Reviewed by: Lacey Mical (Callahan) Walker
Starring: Steve Irwin, Terri Irwin, Bindi Sue Irwin, David Wenham, Magda Szubanski | Directed by: John Stainton | Produced by: Judi Bailey, Bruce Willis, John Stainton, Arnold Rifkin | Written by: Holly Goldberg Sloan, John Stainton | Distributor: MGM
Steve and Terri Irwin have been entertaining fans for years wrestling crocs and dodging snake bites on cable television. What I expected to view in this big screen project from MGM was an extended, wide-screen version of the television show… educational talks, close encounters with creepy crawlies of all sizes, and of course plenty of “Danger, Danger, Danger!” Unfortunately, this script proved to be a bit less palatable.

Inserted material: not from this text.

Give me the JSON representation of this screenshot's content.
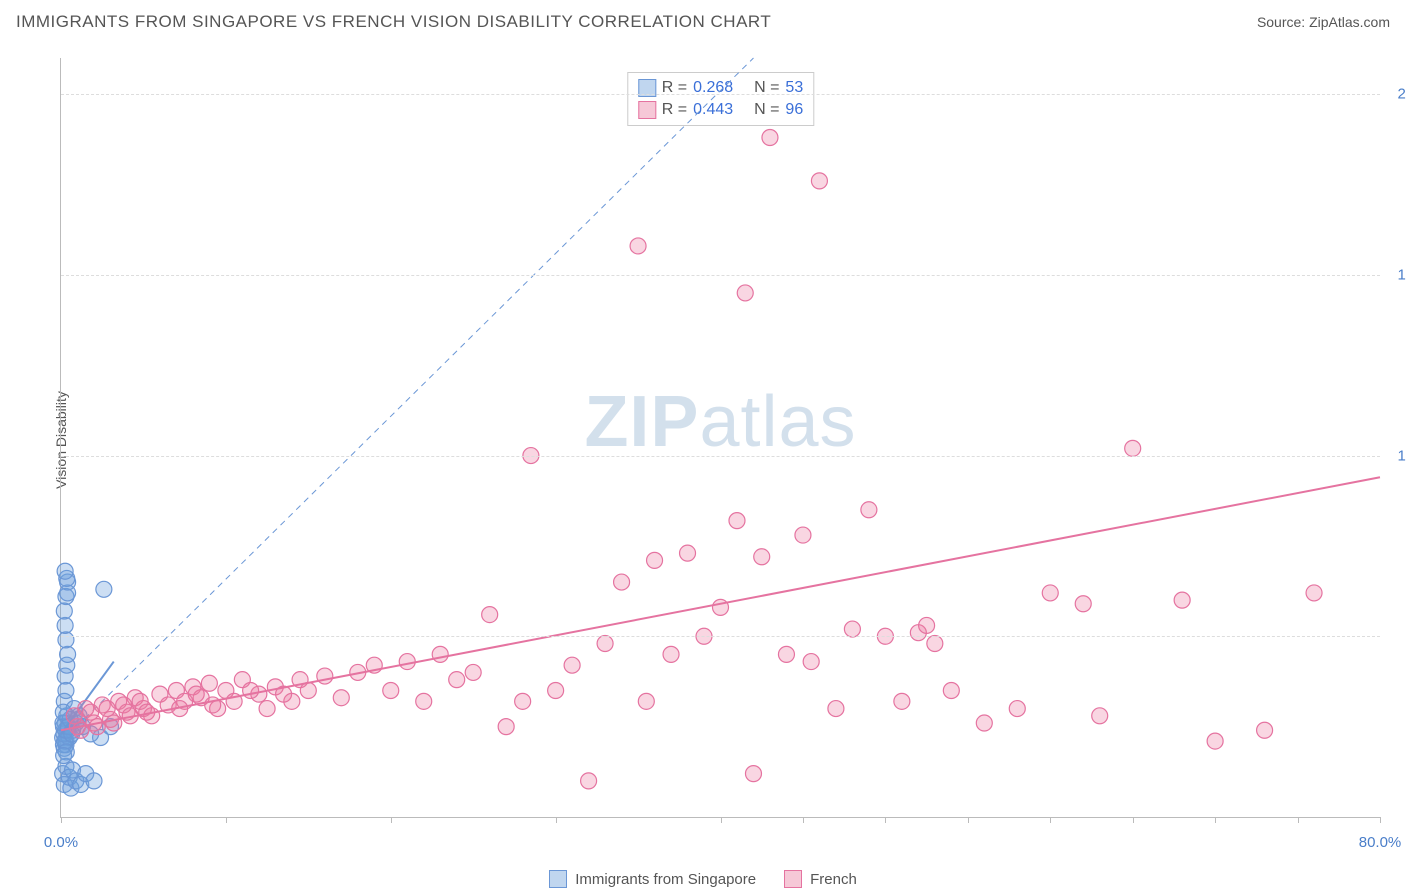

The film opens with a view from space as we watch a satellite explode and its nucleus plummet to the Earth, landing in the mouth of a wild Australian crocodile which promptly swallows the orb. We then learn that this bit of space debris contains top secret information which, if placed in the wrong hands, could destroy life on Earth. This ridiculous doomsday scenario in place, our journey begins.
In step three bumbling U.S. government agents, sent to Australia in search of the missing databox, and one rifle-toting Ozzie rancher with a personal vendetta against crocodiles and the stage is set for one very silly movie. The film jumps around with 3 different plots, none of which fit together until the very end. There was rarely any laughter in the theatre, and the viewers only reacted to the scenes portraying the Irwins’ interaction with the animals.

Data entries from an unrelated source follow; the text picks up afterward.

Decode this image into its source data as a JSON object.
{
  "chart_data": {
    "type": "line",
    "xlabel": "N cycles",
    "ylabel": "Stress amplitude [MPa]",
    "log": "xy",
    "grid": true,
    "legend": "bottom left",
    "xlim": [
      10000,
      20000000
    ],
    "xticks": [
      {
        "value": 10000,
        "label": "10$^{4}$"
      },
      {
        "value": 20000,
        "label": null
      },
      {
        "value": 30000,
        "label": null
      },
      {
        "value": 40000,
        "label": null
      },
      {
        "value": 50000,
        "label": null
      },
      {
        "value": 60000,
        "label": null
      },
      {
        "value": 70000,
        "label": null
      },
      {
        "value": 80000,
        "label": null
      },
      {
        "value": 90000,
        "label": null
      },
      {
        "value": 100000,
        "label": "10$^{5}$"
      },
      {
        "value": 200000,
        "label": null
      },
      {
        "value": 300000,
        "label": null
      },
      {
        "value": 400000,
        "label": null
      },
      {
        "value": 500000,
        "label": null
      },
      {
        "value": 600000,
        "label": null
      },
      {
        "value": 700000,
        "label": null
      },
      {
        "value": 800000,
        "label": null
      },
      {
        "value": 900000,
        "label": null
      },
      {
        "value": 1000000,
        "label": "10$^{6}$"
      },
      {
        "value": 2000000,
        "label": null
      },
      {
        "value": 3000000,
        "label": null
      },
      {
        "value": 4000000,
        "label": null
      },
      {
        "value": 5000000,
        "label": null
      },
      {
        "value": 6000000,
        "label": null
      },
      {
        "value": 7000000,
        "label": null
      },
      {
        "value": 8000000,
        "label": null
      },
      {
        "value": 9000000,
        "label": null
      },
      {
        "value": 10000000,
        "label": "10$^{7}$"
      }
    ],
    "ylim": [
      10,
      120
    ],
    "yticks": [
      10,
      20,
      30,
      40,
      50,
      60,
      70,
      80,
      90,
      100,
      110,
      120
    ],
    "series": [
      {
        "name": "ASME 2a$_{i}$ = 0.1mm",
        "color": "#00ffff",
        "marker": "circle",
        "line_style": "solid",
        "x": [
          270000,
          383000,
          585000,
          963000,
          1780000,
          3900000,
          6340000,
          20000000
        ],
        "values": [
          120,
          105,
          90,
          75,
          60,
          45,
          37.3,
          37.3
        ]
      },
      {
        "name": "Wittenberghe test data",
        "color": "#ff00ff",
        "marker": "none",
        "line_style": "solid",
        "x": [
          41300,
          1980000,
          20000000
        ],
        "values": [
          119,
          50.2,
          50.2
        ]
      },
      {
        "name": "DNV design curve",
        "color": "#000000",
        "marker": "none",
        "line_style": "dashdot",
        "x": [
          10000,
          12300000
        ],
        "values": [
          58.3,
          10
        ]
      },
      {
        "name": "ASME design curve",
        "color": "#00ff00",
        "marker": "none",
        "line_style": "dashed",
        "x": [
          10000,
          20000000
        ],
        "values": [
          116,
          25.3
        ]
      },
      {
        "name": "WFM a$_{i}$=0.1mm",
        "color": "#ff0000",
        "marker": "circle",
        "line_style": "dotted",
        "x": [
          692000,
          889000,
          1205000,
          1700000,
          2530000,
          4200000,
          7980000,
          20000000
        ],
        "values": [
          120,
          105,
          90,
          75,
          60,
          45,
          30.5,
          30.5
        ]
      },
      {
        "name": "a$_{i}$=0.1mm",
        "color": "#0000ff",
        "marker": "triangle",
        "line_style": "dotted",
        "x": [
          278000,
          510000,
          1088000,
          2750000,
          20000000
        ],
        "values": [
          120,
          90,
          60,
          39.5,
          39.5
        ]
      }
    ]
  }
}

As the audience joins Steve and Terri’s outback adventures, joy riding with a two-fanged spider, orphaned joey, and “the most poisonous snake in the world” in tow, one almost blissfully forgets the plot.

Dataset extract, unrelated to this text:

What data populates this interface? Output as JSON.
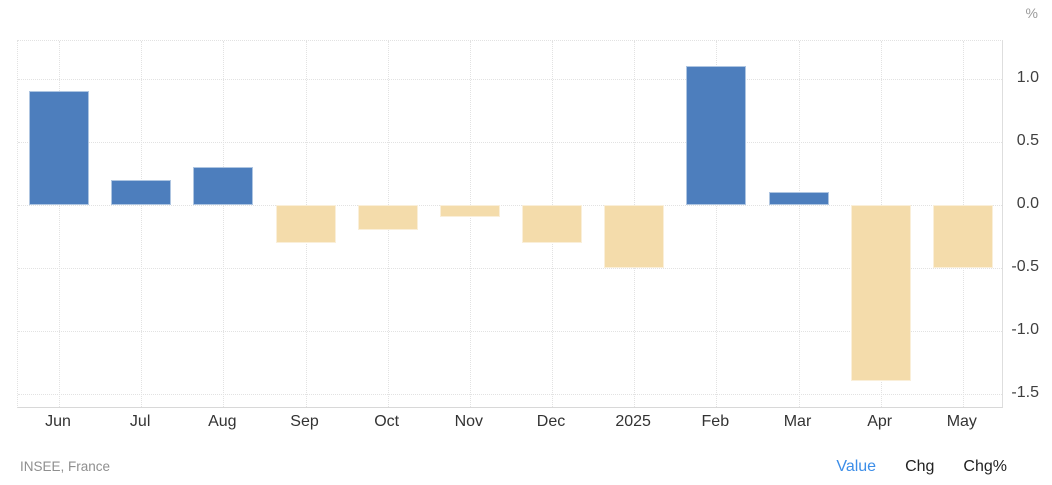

The acting is very poor, with the exception of Steve’s scenes carrying on with the animals, which come off exactly like the television show. The script is peppered with conspicuous profanity which did not belong in the film and seemed to be deliberately inserted in order to achieve a “PG” rating.
Families should discuss the secular worldviews presented in the film. Steve continually points out that animals are really better than people. Parents can correct this by pointing out that God breathed life into man and gave us dominion over the animal kingdom. The views that the Irwins present are ones which are constantly preached to our nation’s children and are in direct contradiction to Scriptures. Watching this movie can be a good springboard to fruitful discussions on many issues.
If you are a Croc Hunter fan, it may be worth sitting through the film in order to enjoy the action scenes with Steve and Terri. On the other hand, you could save some money and just stay home and watch it on Discovery.